Lucas Belveaux aime les atmosphères urbaines, industrielles, nocturnes. Il accroche au film noir, à l’image des idées qui hantent ses personnages. Mais 38 témoins est sans doute son film le plus gris. Des gris tranchés : clairs, foncés, indéfinissables, parfois des bleus gris. Le Havre comme décor. Son architecture rigoriste, ses lignes droites qui se heurtent absurdement à l’horizon maritime infini. Le rationnel et l’évasion qui se confrontent, comme dans l’esprit du personnage central, dont tout l’édifice va s’écrouler après la découverte d’un corps en bas de chez lui.
Un crime sordide que 38 personnes ont vu ou entendu, mais qui garderont le silence devant la police. 38 témoins de rien.
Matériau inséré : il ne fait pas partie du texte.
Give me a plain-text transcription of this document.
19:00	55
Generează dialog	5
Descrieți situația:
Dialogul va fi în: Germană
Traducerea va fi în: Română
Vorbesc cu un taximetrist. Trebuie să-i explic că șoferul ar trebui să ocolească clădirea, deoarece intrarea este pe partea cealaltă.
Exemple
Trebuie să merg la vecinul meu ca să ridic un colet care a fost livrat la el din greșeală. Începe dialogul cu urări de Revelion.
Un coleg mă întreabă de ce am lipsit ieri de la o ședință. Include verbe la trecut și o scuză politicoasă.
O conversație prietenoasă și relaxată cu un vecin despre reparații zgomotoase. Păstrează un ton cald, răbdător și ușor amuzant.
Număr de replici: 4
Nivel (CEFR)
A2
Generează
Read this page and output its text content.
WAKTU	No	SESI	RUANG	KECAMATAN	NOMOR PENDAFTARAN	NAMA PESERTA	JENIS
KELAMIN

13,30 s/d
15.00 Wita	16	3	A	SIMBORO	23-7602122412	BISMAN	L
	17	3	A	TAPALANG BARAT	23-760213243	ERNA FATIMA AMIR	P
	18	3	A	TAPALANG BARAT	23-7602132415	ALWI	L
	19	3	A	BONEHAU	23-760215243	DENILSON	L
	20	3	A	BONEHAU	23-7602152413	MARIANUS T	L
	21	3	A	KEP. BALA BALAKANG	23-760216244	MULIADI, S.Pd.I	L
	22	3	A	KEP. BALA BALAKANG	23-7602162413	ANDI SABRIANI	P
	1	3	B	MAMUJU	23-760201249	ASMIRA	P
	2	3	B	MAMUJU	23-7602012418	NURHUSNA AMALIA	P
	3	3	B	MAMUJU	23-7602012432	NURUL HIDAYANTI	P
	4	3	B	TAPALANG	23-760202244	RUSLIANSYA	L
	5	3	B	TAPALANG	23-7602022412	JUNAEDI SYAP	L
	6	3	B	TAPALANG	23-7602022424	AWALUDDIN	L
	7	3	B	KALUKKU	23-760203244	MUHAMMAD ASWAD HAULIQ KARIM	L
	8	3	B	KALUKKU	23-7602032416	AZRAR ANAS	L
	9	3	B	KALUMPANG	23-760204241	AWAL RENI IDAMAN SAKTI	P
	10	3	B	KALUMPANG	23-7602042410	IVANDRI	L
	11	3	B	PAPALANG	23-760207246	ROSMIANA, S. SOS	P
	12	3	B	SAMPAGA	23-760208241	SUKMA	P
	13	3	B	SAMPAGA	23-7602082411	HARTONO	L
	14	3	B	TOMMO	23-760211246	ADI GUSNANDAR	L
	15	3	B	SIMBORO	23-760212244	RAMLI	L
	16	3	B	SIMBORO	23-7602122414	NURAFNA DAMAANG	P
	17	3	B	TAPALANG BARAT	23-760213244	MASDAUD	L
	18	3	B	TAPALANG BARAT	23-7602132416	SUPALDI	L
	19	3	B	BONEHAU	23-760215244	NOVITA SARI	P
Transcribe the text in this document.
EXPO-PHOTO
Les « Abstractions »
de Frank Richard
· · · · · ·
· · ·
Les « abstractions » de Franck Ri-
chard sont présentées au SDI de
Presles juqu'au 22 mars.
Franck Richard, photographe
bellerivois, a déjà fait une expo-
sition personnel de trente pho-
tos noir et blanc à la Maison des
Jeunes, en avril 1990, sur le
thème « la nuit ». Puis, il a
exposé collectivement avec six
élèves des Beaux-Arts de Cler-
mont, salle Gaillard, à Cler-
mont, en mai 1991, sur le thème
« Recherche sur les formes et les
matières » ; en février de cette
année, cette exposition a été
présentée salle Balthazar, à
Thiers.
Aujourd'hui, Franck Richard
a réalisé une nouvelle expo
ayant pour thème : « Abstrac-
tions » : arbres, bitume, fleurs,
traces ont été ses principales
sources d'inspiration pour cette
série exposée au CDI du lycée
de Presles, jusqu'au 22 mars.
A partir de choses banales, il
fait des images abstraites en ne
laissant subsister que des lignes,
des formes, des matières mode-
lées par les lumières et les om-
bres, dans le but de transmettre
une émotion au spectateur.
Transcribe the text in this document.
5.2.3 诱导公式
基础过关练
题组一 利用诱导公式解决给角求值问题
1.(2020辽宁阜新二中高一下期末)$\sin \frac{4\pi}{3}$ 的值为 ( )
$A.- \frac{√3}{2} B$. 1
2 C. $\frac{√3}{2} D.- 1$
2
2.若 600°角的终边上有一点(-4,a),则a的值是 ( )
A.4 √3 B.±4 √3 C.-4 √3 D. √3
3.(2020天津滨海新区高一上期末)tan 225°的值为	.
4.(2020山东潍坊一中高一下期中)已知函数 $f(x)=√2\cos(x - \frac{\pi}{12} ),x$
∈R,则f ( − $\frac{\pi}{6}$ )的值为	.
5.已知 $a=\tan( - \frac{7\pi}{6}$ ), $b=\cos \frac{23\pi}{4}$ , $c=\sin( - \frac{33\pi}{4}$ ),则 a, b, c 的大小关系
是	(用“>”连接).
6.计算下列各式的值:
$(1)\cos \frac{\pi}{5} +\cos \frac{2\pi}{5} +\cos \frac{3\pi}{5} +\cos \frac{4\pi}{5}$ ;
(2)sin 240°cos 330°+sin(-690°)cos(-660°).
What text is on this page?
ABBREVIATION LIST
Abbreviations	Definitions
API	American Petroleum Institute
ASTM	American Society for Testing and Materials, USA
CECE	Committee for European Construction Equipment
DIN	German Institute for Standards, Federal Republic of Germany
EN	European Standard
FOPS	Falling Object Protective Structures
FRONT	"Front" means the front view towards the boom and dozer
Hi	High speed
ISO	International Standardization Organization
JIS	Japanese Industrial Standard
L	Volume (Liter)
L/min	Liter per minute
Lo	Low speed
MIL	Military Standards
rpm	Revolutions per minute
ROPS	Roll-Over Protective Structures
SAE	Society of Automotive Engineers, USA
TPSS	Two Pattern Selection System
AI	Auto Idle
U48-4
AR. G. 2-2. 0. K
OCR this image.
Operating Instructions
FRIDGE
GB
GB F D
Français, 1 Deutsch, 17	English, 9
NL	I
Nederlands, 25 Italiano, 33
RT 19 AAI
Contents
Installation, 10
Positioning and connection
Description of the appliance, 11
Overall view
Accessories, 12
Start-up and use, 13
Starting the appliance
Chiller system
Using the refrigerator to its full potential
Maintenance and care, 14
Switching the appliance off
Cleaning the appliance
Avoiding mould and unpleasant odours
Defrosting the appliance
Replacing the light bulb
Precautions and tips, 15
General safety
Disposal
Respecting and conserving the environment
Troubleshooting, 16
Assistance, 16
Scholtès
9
Mais le silence, ça peut ronger. Même un taiseux comme celui interprété par Attal. Ça bouffe de l’intérieur et ça dévore les relations extérieures. Le fait divers est fabriqué en drame national, T-shirt et émotion en bonus. Tous les témoins assistent à la messe : en espérant que leur péché de silence expie, que leur culpabilité soit pardonnée, que leur lâcheté soit rachetée par on ne sait quelle loi divine. La loi des hommes n’a aucun pouvoir quand 38 témoins sont mutiques.
« - Faut plus en parler.
- ça répare pas.
- Ce qui est fait est fait ;
- On va oublier maintenant, on va vivre comme avant.»
Belveaux chapitre son film avec le gros titre du quotidien local : Peur, Douleur, Honte. Mais le film a du mal à tenir en équilibre entre sa première et sa deuxième partie. Dans la première partie, il y a 37 menteurs et un homme qui doute, malgré le soutien de sa fiancée, persuadée que le silence est plus fort que la vérité. Les problèmes sont posés un par un, un peu lourdement : lâcheté contre courage, vie normale versus hallucinations. Les dialogues pèsent sur le rythme. L’ambiance est plutôt ennuyeuse, celle d’un drame qui cherche sa voie.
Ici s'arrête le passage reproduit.